Tasmanian Attorney-General Elise Archer was forced to resign after one leaked message to the media appeared to be an exasperated reference to victim-survivors of child sexual abuse. Archer was not given the opportunity to challenge the claims made against her and is adamant that the messages were taken out of context.  

Another study found 312 news articles about people who had been fired due to a social media post. These included teachers fired after coming out as bisexual on Instagram, and a retail employee let go over a racist post on Facebook.  

While racism was the most common reason workers were fired in these news stories, other forms of discriminatory behaviour included posts about workplace conflict, bad jokes, insensitive posts, acts of violence and even political content. Of course, there’s no doubt of dozens more cases that aren’t even made public.  

Are companies too quick to condemn?

The blurred lines between knowingly behaving unethically at work and comments shared without our permission raises the question of whether corporations are too quick to condemn indiscretions in favour of their reputation. While public trust in elected officials is critical, it’s also important to remember that these officials are also human beings. 

As workplaces are prioritising accountability and ethical standards to ensure safe and productive environments, too often we are seeing errors of judgement costing hard-working professionals their reputation, not to mention their future earning potential after they are ousted from their job.  

It begs the question: What ever happened to an individuals’ right to make a mistake and for the rest of society not to leave them out in the cold forever? Have we come to a point where our inner thoughts and feelings shared in private are indicative of our ability to do our job?  

Where we draw the line

Despite private messages being made public costing people their jobs and reputations, career coach Renata Bernarde believes that private messages should remain private and usually aren’t a true reflection of our ability to do our job.  

“When leaked, we can see that private messages can offer glimpses into someone’s personal thoughts and feelings, which might be expressed without the filter they would use in a professional setting. That said, if private messages reveal behaviours or beliefs that directly contradict the values and responsibilities of their public role, it’s a valid concern. For instance, a diversity and inclusion leader advocating for equality should not have private messages showcasing prejudice.”  

However, Bernarde urges corporations to avoid blanket penalties, saying we need to be cautious about using isolated messages out of context to vilify individuals. “It’s essential to consider the entirety of the person’s character and contributions,” she says.  

The art of corporate forgiveness

There are occasional cases of corporate forgiveness. Western Australian man Cameron Waugh was charged with six counts of insider trading and was released on bail.

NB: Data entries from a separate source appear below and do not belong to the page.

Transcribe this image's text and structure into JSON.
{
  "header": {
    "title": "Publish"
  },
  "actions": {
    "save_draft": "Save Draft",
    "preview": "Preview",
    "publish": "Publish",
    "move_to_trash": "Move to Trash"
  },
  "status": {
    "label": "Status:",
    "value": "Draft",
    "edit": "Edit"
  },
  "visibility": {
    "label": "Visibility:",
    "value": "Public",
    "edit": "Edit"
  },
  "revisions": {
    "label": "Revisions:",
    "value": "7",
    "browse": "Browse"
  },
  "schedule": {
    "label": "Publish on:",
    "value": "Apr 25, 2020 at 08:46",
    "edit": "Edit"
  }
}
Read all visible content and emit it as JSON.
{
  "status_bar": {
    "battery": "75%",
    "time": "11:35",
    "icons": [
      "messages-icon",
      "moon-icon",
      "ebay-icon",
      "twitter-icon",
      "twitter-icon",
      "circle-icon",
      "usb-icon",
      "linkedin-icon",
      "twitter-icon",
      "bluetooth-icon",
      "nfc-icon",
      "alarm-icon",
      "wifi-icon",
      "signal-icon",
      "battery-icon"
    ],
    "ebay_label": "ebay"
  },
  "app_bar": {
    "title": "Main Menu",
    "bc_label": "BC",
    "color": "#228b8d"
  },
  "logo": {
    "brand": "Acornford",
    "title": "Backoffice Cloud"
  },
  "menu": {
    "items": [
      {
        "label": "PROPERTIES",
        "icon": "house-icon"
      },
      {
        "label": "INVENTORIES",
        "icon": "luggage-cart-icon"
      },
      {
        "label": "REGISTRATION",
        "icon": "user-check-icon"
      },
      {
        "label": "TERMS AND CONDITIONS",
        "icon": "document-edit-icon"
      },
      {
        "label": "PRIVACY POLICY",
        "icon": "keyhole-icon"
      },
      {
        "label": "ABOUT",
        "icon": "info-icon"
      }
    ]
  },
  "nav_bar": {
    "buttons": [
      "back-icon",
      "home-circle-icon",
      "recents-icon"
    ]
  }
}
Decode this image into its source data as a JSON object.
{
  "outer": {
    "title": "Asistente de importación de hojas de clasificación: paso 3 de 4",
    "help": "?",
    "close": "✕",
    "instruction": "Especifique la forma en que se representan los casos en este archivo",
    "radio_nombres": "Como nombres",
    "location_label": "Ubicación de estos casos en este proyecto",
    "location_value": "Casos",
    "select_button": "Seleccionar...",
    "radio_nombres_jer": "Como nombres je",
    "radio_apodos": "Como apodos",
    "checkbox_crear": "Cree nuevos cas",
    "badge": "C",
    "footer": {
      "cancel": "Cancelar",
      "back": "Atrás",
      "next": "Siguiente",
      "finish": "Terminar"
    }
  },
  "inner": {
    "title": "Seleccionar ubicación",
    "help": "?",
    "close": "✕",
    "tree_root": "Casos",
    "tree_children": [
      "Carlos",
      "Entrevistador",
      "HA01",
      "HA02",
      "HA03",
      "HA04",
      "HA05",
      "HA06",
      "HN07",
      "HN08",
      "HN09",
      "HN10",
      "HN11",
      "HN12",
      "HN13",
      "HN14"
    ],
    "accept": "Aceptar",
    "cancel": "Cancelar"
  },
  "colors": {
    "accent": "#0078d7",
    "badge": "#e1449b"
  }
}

He has since appointed the interim CEO of a company that’s obviously deemed his skills more valuable.   

While forgiveness and the opportunity to secure a new job after misconduct is complex and multifaceted, human resources and emotional resilience expert Shane Warren says that it’s important that workplaces acknowledge that making a mistake pertains to the psychological and emotional harm caused by actions that violate one’s deeply held moral beliefs. 

“Any doctrine of faith reminds us that human fallibility is an inherent part of our nature, and the capacity to make mistakes is universal. The idea that an individual who has ‘stuffed up’ should not be punished indefinitely for errors resonates with our core principles of fairness and modern desire to embrace personal growth.”    

However, Warren admits that balancing the need for accountability with the recognition of our humanity can be challenging. Nevertheless, fostering a culture of learning, growth and restorative justice can help strike a more equitable balance between accountability and compassion in any workplace, he says. 

The process of forgiveness and reintegration into the workforce should ideally involve steps such as acknowledging wrongdoing, seeking rehabilitation or counselling, demonstrating genuine remorse and showing a sustained commitment to personal growth and ethical behaviour. The timing for a new job may vary depending on individual circumstances and the severity of the misconduct, he says.  

“Perhaps instead, society needs to bear in mind that everyone is fallible. If indiscretions or mistakes happen, when addressed and an apology is allowed to be given, it can lead to greater resilience, better understanding and personal and professional development.”